Psychology of Saving & Mindset

Starting to think about money seriously can happen at any age, it’s never guaranteed if you start early you will reach your goals. However the earlier you start, the more time there is for your actions to compound fruitfully.

When I write about savings and personal finance it can seem easy: don’t spend money = save money. However in the real world – it is never that straight forward. Understanding why we behave the way we do can help to shape different habits by identifying ones that deviate from our long term goals.

Here are some things to think about when it comes to saving and investing:

#1: We are who we are around

I grew up in a strict household with parents who were just getting by.

They would only buy things that were absolutely needed, rarely eat out and save on what they could when they could. Growing up in this environment allowed me to see the value of money and the importance of saving it.

Being around others can normalise their behaviours and savings ethos. It could be normal for your 20th birthday to take out a car loan for the BMW, because a few of your friends did it. It could be normal to have 2 international holidays a year, because your parents always did it.
Our minds also are lured into thinking that it’s important to keep up with others around you. In a social setting this may be the most important thing to some but externally if it doesn’t align with your future goals – it can do more harm than good.

#2: We want things now

In a world of instant messaging, instant search results, instant food delivery- our minds move so quickly, we want things now as they happen.
What’s the point of earning money now if I can’t instantly spend it on the present – this is a desire our brains are being wired to do.
We all know of something in our lives that we impulsively bought and now it remains unused and gathering dust underneath our beds. That might be a gadget, or room decoration, or piece of clothing.
Detaching your mind from the present and understanding what that same money can do for you in the future is an important step to financial independence.

#3: The more we earn the more we can spend

Inflation eats away at the value of the money we have, lifestyle inflation eats away at the increased income we have.
For most people, their income starts modestly and increases with age and experience. We learn to live on a certain income and when our income increases $50,000, our brains are pushed to think this $50,000 is “extra money” which can be used for all our wants.

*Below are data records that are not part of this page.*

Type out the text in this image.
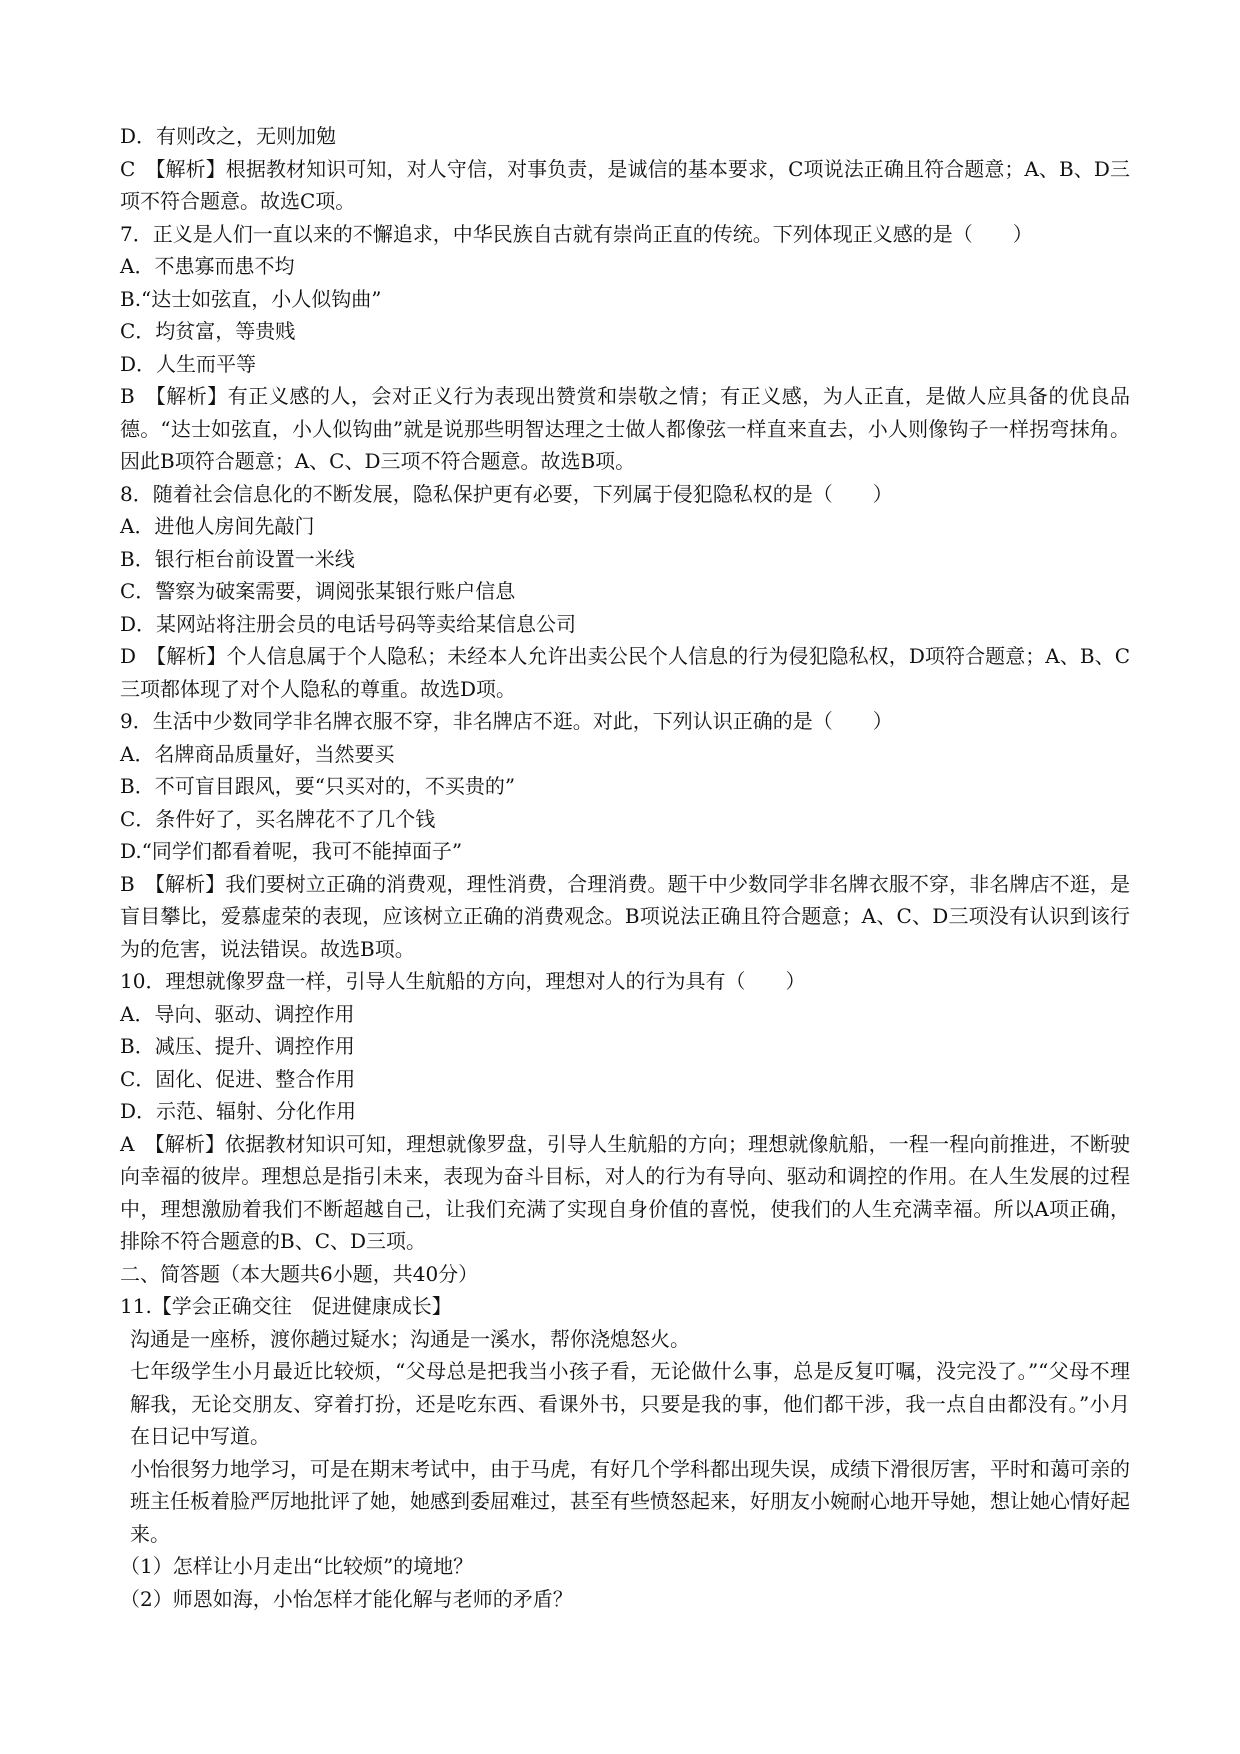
D．有则改之，无则加勉

C　【解析】根据教材知识可知，对人守信，对事负责，是诚信的基本要求，C项说法正确且符合题意；A、B、D三项不符合题意。故选C项。

7．正义是人们一直以来的不懈追求，中华民族自古就有崇尚正直的传统。下列体现正义感的是（　　）

A．不患寡而患不均

B.“达士如弦直，小人似钩曲”

C．均贫富，等贵贱

D．人生而平等

B　【解析】有正义感的人，会对正义行为表现出赞赏和崇敬之情；有正义感，为人正直，是做人应具备的优良品德。“达士如弦直，小人似钩曲”就是说那些明智达理之士做人都像弦一样直来直去，小人则像钩子一样拐弯抹角。 因此B项符合题意；A、C、D三项不符合题意。故选B项。

8．随着社会信息化的不断发展，隐私保护更有必要，下列属于侵犯隐私权的是（　　）

A．进他人房间先敲门

B．银行柜台前设置一米线

C．警察为破案需要，调阅张某银行账户信息

D．某网站将注册会员的电话号码等卖给某信息公司

D　【解析】个人信息属于个人隐私；未经本人允许出卖公民个人信息的行为侵犯隐私权，D项符合题意；A、B、C三项都体现了对个人隐私的尊重。故选D项。

9．生活中少数同学非名牌衣服不穿，非名牌店不逛。对此，下列认识正确的是（　　）

A．名牌商品质量好，当然要买

B．不可盲目跟风，要“只买对的，不买贵的”

C．条件好了，买名牌花不了几个钱

D.“同学们都看着呢，我可不能掉面子”

B　【解析】我们要树立正确的消费观，理性消费，合理消费。题干中少数同学非名牌衣服不穿，非名牌店不逛，是盲目攀比，爱慕虚荣的表现，应该树立正确的消费观念。B项说法正确且符合题意；A、C、D三项没有认识到该行为的危害，说法错误。故选B项。

10．理想就像罗盘一样，引导人生航船的方向，理想对人的行为具有（　　）

A．导向、驱动、调控作用

B．减压、提升、调控作用

C．固化、促进、整合作用

D．示范、辐射、分化作用

A　【解析】依据教材知识可知，理想就像罗盘，引导人生航船的方向；理想就像航船，一程一程向前推进，不断驶向幸福的彼岸。理想总是指引未来，表现为奋斗目标，对人的行为有导向、驱动和调控的作用。在人生发展的过程中，理想激励着我们不断超越自己，让我们充满了实现自身价值的喜悦，使我们的人生充满幸福。所以A项正确，排除不符合题意的B、C、D三项。

二、简答题（本大题共6小题，共40分）

11.【学会正确交往　促进健康成长】

沟通是一座桥，渡你趟过疑水；沟通是一溪水，帮你浇熄怒火。

七年级学生小月最近比较烦，“父母总是把我当小孩子看，无论做什么事，总是反复叮嘱，没完没了。”“父母不理解我，无论交朋友、穿着打扮，还是吃东西、看课外书，只要是我的事，他们都干涉，我一点自由都没有。”小月在日记中写道。

小怡很努力地学习，可是在期末考试中，由于马虎，有好几个学科都出现失误，成绩下滑很厉害，平时和蔼可亲的班主任板着脸严厉地批评了她，她感到委屈难过，甚至有些愤怒起来，好朋友小婉耐心地开导她，想让她心情好起来。

（1）怎样让小月走出“比较烦”的境地？

（2）师恩如海，小怡怎样才能化解与老师的矛盾？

However are these wants, needs?
More often than not, the extra spending is far from necessity and as time goes on, we save little and maybe less than we did on a lower income.

Summary

Thinking about savings isn’t straightforward, our brains are wired to think a certain way and act on our true desires. Reining in these thoughts can help us all make better financial decisions not only for the present but for our future. I challenge everyone reading this to not lull into what you think is right because it’s what others have done but research and understand your own path to personal finance.